23 December 1982 – Israeli Consulate in Sydney and Hakoah Club in Bondi, Australia, bombings – both bombings were undertaken by the same three suspects. Two people were injured in the Israeli Consulate bombing and no injuries were recorded in the Hakoah bombing.

23 December 2005 – an earthquake in South-East Asia kills approximately 87,000 people, followed by a chemical spill that poisons China’s Songhue River, contaminating the water supply of millions of people.

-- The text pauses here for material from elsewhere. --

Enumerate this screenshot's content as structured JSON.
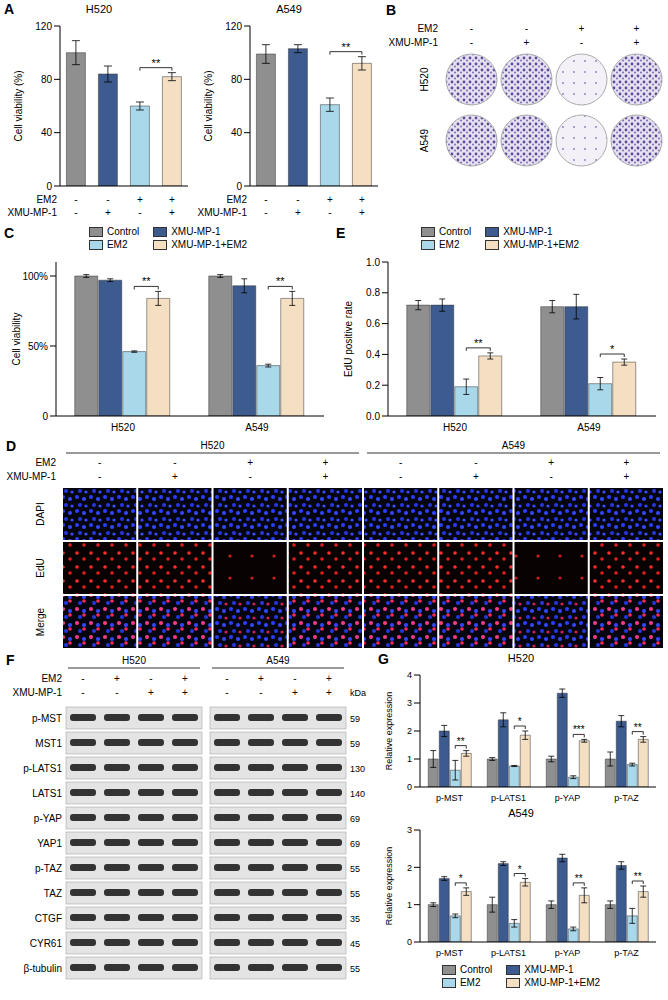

23 December 2013 – death of Mikhail Kalashnikov, Soviet Union hero, inventor of the world’s most popular assault weapon, the AK-47, or ‘Kalashnikov’. The AK-47 stood for Kalashnikov Assault, 1947, the year it was designed. He was awarded the ‘Hero of Russia’ medal as well as Lenin and Stalin prizes. Kalashnikov invented the AK-47 to protect the national borders of the Soviet Union. The AK-47 has a simple design, which makes it very reliable and easy to replicate. Kalashnikov hadn’t patented the design internationally. As a result, of the estimated 100 million AK-47s in the world today, it is believed that at least half are copies. Although his weapon has been favoured by armies and guerillas across the globe, Kalashnikov claimed he never lost sleep over the numbers of people killed by it. He always maintained that he invented it to protect the ‘Fatherland’s borders’. He did however, rue the use of it by child soldiers. Kalashnikov was a World War II veteran who was wounded in 1941. While recovering in hospital he conceived the design. Born 10 November 1919.